Esto puede ser útil para pensar en maridajes, nuevas recetas, sustituciones por alergias o disponibilidad, y diseño de productos alimentarios. La red no da una respuesta final, pero ayuda a empezar la búsqueda desde relaciones que tienen una base química. En lugar de probar combinaciones completamente al azar, podemos usar la estructura de la red como una primera guía.

Aproximaciones y limitaciones

En este modelo, dos ingredientes se conectan cuando comparten compuestos de sabor. Esta aproximación permite estudiar muchas relaciones entre ingredientes al mismo tiempo, pero no todos los enlaces tienen la misma relevancia. Un compuesto puede estar presente en una cantidad muy pequeña o tener poco efecto perceptible. En ese caso, dos ingredientes aparecerían conectados en la red, aunque esa relación quizá no sea importante al probarlos.

Esta es una de las razones por las que la red resulta tan densa, con más de 220 000 conexiones. Cuando hay tantas relaciones, puede ser difícil distinguir las conexiones más informativas de las más débiles. Una mejora natural sería incorporar datos sobre la concentración de los compuestos o sobre sus umbrales de percepción, para dar más importancia a las moléculas que realmente contribuyen a la experiencia sensorial.

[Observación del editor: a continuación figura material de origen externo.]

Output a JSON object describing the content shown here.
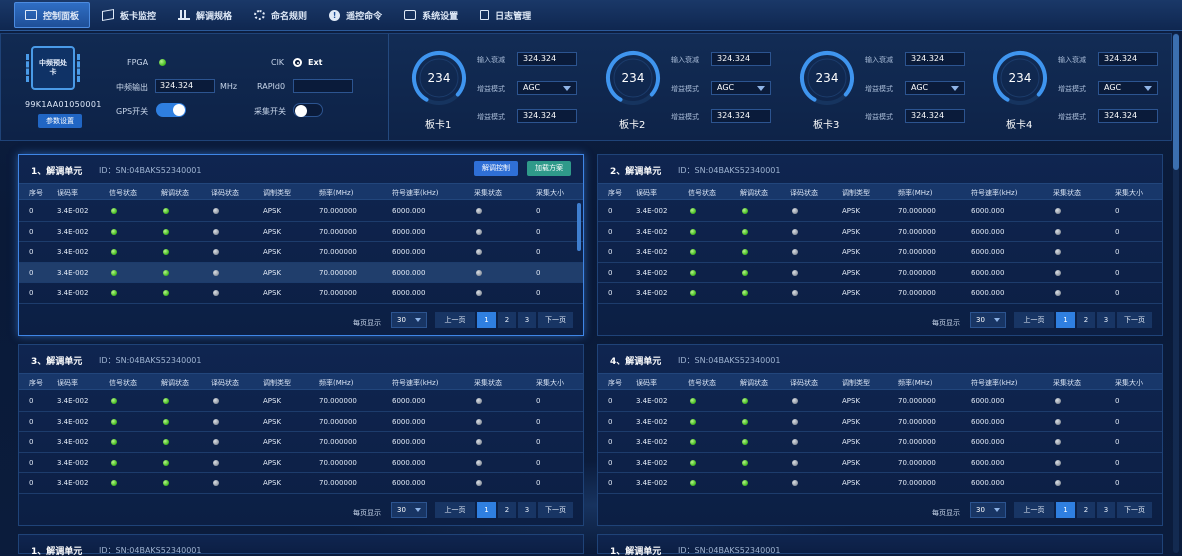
{
  "nav": {
    "items": [
      {
        "label": "控制面板",
        "icon": "monitor-icon",
        "active": true
      },
      {
        "label": "板卡监控",
        "icon": "card-icon"
      },
      {
        "label": "解调规格",
        "icon": "spectrum-icon"
      },
      {
        "label": "命名规则",
        "icon": "gear-icon"
      },
      {
        "label": "遥控命令",
        "icon": "alert-icon"
      },
      {
        "label": "系统设置",
        "icon": "settings-icon"
      },
      {
        "label": "日志管理",
        "icon": "log-icon"
      }
    ]
  },
  "device": {
    "chip_label": "中频预处卡",
    "id": "99K1AA01050001",
    "param_button": "参数设置",
    "fpga_label": "FPGA",
    "fpga_status": "green",
    "if_output_label": "中频输出",
    "if_output_value": "324.324",
    "if_output_unit": "MHz",
    "gps_label": "GPS开关",
    "gps_on": true,
    "clk_label": "ClK",
    "clk_value": "Ext",
    "rapid_label": "RAPId0",
    "rapid_value": "",
    "collect_label": "采集开关",
    "collect_on": false
  },
  "cards": [
    {
      "name": "板卡1",
      "gauge": "234",
      "gauge_fraction": 0.78,
      "atten_label": "输入衰减",
      "atten": "324.324",
      "gain_label": "增益模式",
      "gain_mode": "AGC",
      "gain2_label": "增益模式",
      "gain2": "324.324"
    },
    {
      "name": "板卡2",
      "gauge": "234",
      "gauge_fraction": 0.78,
      "atten_label": "输入衰减",
      "atten": "324.324",
      "gain_label": "增益模式",
      "gain_mode": "AGC",
      "gain2_label": "增益模式",
      "gain2": "324.324"
    },
    {
      "name": "板卡3",
      "gauge": "234",
      "gauge_fraction": 0.78,
      "atten_label": "输入衰减",
      "atten": "324.324",
      "gain_label": "增益模式",
      "gain_mode": "AGC",
      "gain2_label": "增益模式",
      "gain2": "324.324"
    },
    {
      "name": "板卡4",
      "gauge": "234",
      "gauge_fraction": 0.78,
      "atten_label": "输入衰减",
      "atten": "324.324",
      "gain_label": "增益模式",
      "gain_mode": "AGC",
      "gain2_label": "增益模式",
      "gain2": "324.324"
    }
  ],
  "table_headers": [
    "序号",
    "误码率",
    "信号状态",
    "解调状态",
    "译码状态",
    "调制类型",
    "频率(MHz)",
    "符号速率(kHz)",
    "采集状态",
    "采集大小"
  ],
  "pager": {
    "per_page_label": "每页显示",
    "per_page": "30",
    "prev": "上一页",
    "pages": [
      "1",
      "2",
      "3"
    ],
    "next": "下一页"
  },
  "colors": {
    "accent": "#2f7fe0",
    "led_green": "#4dc22a",
    "led_gray": "#9aa2ad"
  },
  "panels": [
    {
      "title": "1、解调单元",
      "id": "ID：SN:04BAKS52340001",
      "selected": true,
      "btn_control": "解调控制",
      "btn_load": "加载方案",
      "rows": [
        {
          "no": "0",
          "ber": "3.4E-002",
          "mod": "APSK",
          "freq": "70.000000",
          "rate": "6000.000",
          "size": "0"
        },
        {
          "no": "0",
          "ber": "3.4E-002",
          "mod": "APSK",
          "freq": "70.000000",
          "rate": "6000.000",
          "size": "0"
        },
        {
          "no": "0",
          "ber": "3.4E-002",
          "mod": "APSK",
          "freq": "70.000000",
          "rate": "6000.000",
          "size": "0"
        },
        {
          "no": "0",
          "ber": "3.4E-002",
          "mod": "APSK",
          "freq": "70.000000",
          "rate": "6000.000",
          "size": "0",
          "hl": true
        },
        {
          "no": "0",
          "ber": "3.4E-002",
          "mod": "APSK",
          "freq": "70.000000",
          "rate": "6000.000",
          "size": "0"
        }
      ]
    },
    {
      "title": "2、解调单元",
      "id": "ID：SN:04BAKS52340001",
      "rows": [
        {
          "no": "0",
          "ber": "3.4E-002",
          "mod": "APSK",
          "freq": "70.000000",
          "rate": "6000.000",
          "size": "0"
        },
        {
          "no": "0",
          "ber": "3.4E-002",
          "mod": "APSK",
          "freq": "70.000000",
          "rate": "6000.000",
          "size": "0"
        },
        {
          "no": "0",
          "ber": "3.4E-002",
          "mod": "APSK",
          "freq": "70.000000",
          "rate": "6000.000",
          "size": "0"
        },
        {
          "no": "0",
          "ber": "3.4E-002",
          "mod": "APSK",
          "freq": "70.000000",
          "rate": "6000.000",
          "size": "0"
        },
        {
          "no": "0",
          "ber": "3.4E-002",
          "mod": "APSK",
          "freq": "70.000000",
          "rate": "6000.000",
          "size": "0"
        }
      ]
    },
    {
      "title": "3、解调单元",
      "id": "ID：SN:04BAKS52340001",
      "rows": [
        {
          "no": "0",
          "ber": "3.4E-002",
          "mod": "APSK",
          "freq": "70.000000",
          "rate": "6000.000",
          "size": "0"
        },
        {
          "no": "0",
          "ber": "3.4E-002",
          "mod": "APSK",
          "freq": "70.000000",
          "rate": "6000.000",
          "size": "0"
        },
        {
          "no": "0",
          "ber": "3.4E-002",
          "mod": "APSK",
          "freq": "70.000000",
          "rate": "6000.000",
          "size": "0"
        },
        {
          "no": "0",
          "ber": "3.4E-002",
          "mod": "APSK",
          "freq": "70.000000",
          "rate": "6000.000",
          "size": "0"
        },
        {
          "no": "0",
          "ber": "3.4E-002",
          "mod": "APSK",
          "freq": "70.000000",
          "rate": "6000.000",
          "size": "0"
        }
      ]
    },
    {
      "title": "4、解调单元",
      "id": "ID：SN:04BAKS52340001",
      "rows": [
        {
          "no": "0",
          "ber": "3.4E-002",
          "mod": "APSK",
          "freq": "70.000000",
          "rate": "6000.000",
          "size": "0"
        },
        {
          "no": "0",
          "ber": "3.4E-002",
          "mod": "APSK",
          "freq": "70.000000",
          "rate": "6000.000",
          "size": "0"
        },
        {
          "no": "0",
          "ber": "3.4E-002",
          "mod": "APSK",
          "freq": "70.000000",
          "rate": "6000.000",
          "size": "0"
        },
        {
          "no": "0",
          "ber": "3.4E-002",
          "mod": "APSK",
          "freq": "70.000000",
          "rate": "6000.000",
          "size": "0"
        },
        {
          "no": "0",
          "ber": "3.4E-002",
          "mod": "APSK",
          "freq": "70.000000",
          "rate": "6000.000",
          "size": "0"
        }
      ]
    }
  ],
  "bottom_strips": [
    {
      "title": "1、解调单元",
      "id": "ID：SN:04BAKS52340001"
    },
    {
      "title": "1、解调单元",
      "id": "ID：SN:04BAKS52340001"
    }
  ]
}
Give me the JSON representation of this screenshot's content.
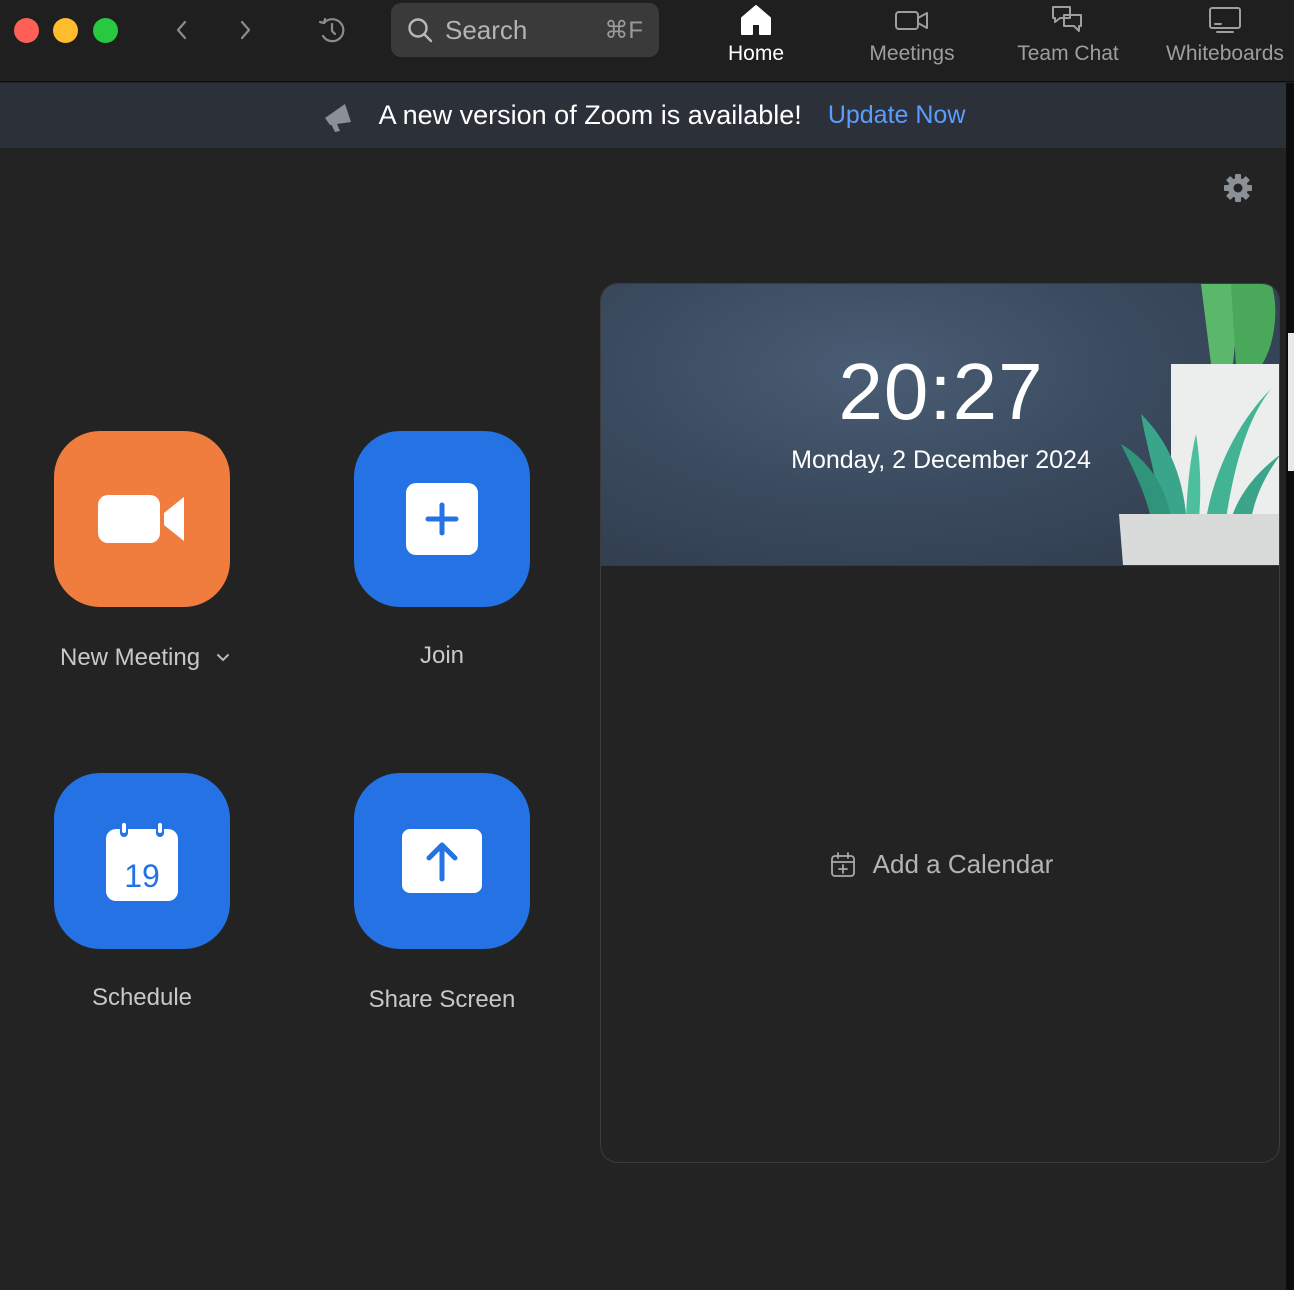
{
  "titlebar": {
    "search": {
      "placeholder": "Search",
      "shortcut": "⌘F",
      "icon": "search-icon"
    },
    "tabs": [
      {
        "label": "Home",
        "icon": "home-icon",
        "active": true
      },
      {
        "label": "Meetings",
        "icon": "video-camera-icon",
        "active": false
      },
      {
        "label": "Team Chat",
        "icon": "chat-bubbles-icon",
        "active": false
      },
      {
        "label": "Whiteboards",
        "icon": "whiteboard-icon",
        "active": false
      }
    ]
  },
  "banner": {
    "message": "A new version of Zoom is available!",
    "action": "Update Now"
  },
  "actions": {
    "new_meeting": {
      "label": "New Meeting",
      "color": "#f07c3e"
    },
    "join": {
      "label": "Join",
      "color": "#2472e3"
    },
    "schedule": {
      "label": "Schedule",
      "calendar_day": "19",
      "color": "#2472e3"
    },
    "share_screen": {
      "label": "Share Screen",
      "color": "#2472e3"
    }
  },
  "calendar_card": {
    "time": "20:27",
    "date": "Monday, 2 December 2024",
    "add_calendar": "Add a Calendar"
  },
  "colors": {
    "accent_link": "#5a9dff",
    "background": "#232323"
  }
}
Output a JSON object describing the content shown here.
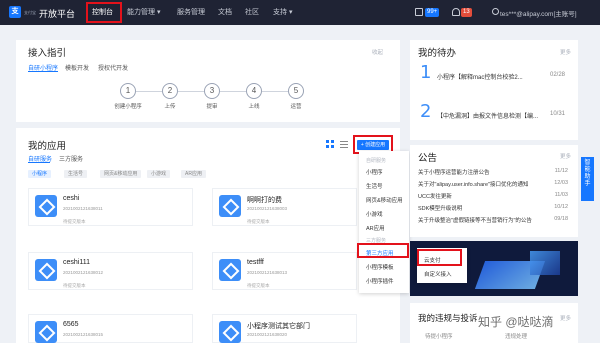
{
  "nav": {
    "logo_brand": "支付宝",
    "title": "开放平台",
    "items": [
      "控制台",
      "能力管理",
      "服务管理",
      "文档",
      "社区",
      "支持"
    ],
    "badge_a": "99+",
    "badge_b": "13",
    "user": "tes***@alipay.com[主账号]"
  },
  "guide": {
    "title": "接入指引",
    "more": "收起",
    "tabs": [
      "自研小程序",
      "模板开发",
      "授权代开发"
    ],
    "steps": [
      {
        "num": "1",
        "label": "创建小程序"
      },
      {
        "num": "2",
        "label": "上传"
      },
      {
        "num": "3",
        "label": "提审"
      },
      {
        "num": "4",
        "label": "上线"
      },
      {
        "num": "5",
        "label": "运营"
      }
    ]
  },
  "apps": {
    "title": "我的应用",
    "tabs": [
      "自研服务",
      "三方服务"
    ],
    "filters": [
      "小程序",
      "生活号",
      "网页&移动应用",
      "小游戏",
      "AR应用"
    ],
    "create_label": "+ 创建应用",
    "list": [
      {
        "name": "ceshi",
        "id": "2021002121638011",
        "status": "待提交版本"
      },
      {
        "name": "啊啊打的费",
        "id": "2021002121638003",
        "status": "待提交版本"
      },
      {
        "name": "ceshi111",
        "id": "2021002121638012",
        "status": "待提交版本"
      },
      {
        "name": "testfff",
        "id": "2021002121638013",
        "status": "待提交版本"
      },
      {
        "name": "6565",
        "id": "2021002121638015",
        "status": ""
      },
      {
        "name": "小程序测试其它部门",
        "id": "2021002121638020",
        "status": ""
      }
    ]
  },
  "dropdown": {
    "group_self": "自研服务",
    "self_items": [
      "小程序",
      "生活号",
      "网页&移动应用",
      "小游戏",
      "AR应用"
    ],
    "group_third": "三方服务",
    "third_items": [
      "第三方应用",
      "小程序模板",
      "小程序插件"
    ],
    "sub_items": [
      "云支付",
      "自定义接入"
    ]
  },
  "todo": {
    "title": "我的待办",
    "more": "更多",
    "items": [
      {
        "num": "1",
        "text": "小程序【解释mac控制台校验2...",
        "date": "02/28"
      },
      {
        "num": "2",
        "text": "【中危漏洞】由报文件信息检测【编...",
        "date": "10/31"
      }
    ]
  },
  "notice": {
    "title": "公告",
    "more": "更多",
    "items": [
      {
        "text": "关于小程序运营能力注册公告",
        "date": "11/12"
      },
      {
        "text": "关于对\"alipay.user.info.share\"接口优化的通知",
        "date": "12/03"
      },
      {
        "text": "UCC发往更新",
        "date": "11/03"
      },
      {
        "text": "SDK模型升级说明",
        "date": "10/12"
      },
      {
        "text": "关于升级整治\"虚假链接等不当营销行为\"的公告",
        "date": "09/18"
      }
    ]
  },
  "violation": {
    "title": "我的违规与投诉",
    "more": "更多",
    "tabs": [
      "待提小程序",
      "违规处理"
    ]
  },
  "float_label": "智能助手",
  "watermark": "知乎 @哒哒滴"
}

Por tanto, esta red debe interpretarse como un primer paso. No predice recetas, sino que organiza la información disponible y propone relaciones que pueden explorarse después. A partir de aquí, se podrían construir redes más refinadas para estudiar con más detalle qué compuestos son realmente importantes en cada ingrediente y cómo influyen en sus posibles combinaciones.

Conclusión: cocinar también es conectar

El ejemplo del chocolate blanco con caviar nos sirve como punto de partida para una idea más general: si conectamos ingredientes que comparten compuestos de sabor, podemos estudiar la cocina como una red.

En la red analizada aparece una estructura muy conectada, con ingredientes destacados, posibles puentes entre regiones y comunidades que pueden interpretarse desde la cocina, como grupos asociados a frutas, bebidas, tés o ingredientes más salados y tostados. Estos patrones muestran que una red puede organizar la información química de los ingredientes y revelar relaciones que no siempre son visibles en una lista de alimentos.

La red de ingredientes es, por tanto, un primer paso para explorar combinaciones de forma más sistemática. La cocina seguirá necesitando prueba, criterio y creatividad, pero las redes pueden ayudar a decidir por dónde empezar. En una receta, como en una red, lo interesante no está solo en los elementos que la forman, sino en las relaciones que aparecen entre ellos.

Referencias:

[1] Ahn, Y.-Y., Ahnert, S. E., Bagrow, J. P. y Barabási, A.-L. “Flavor network and the principles of food pairing”. Scientific Reports 1, 196, 2011. doi:10.1038/srep00196.

[2] Euler, L. “Solutio problematis ad geometriam situs pertinentis”. Commentarii Academiae Scientiarum Petropolitanae, 1741.

[3] Newman, M. E. J. “The structure and function of complex networks”. SIAM Review 45, 167–256, 2003. doi:10.1137/S003614450342480.

[4] Blondel, V. D., Guillaume, J.-L., Lambiotte, R. y Lefebvre, E. “Fast unfolding of communities in large networks”. Journal of Statistical Mechanics: Theory and Experiment, P10008, 2008. doi:10.1088/1742-5468/2008/10/P10008.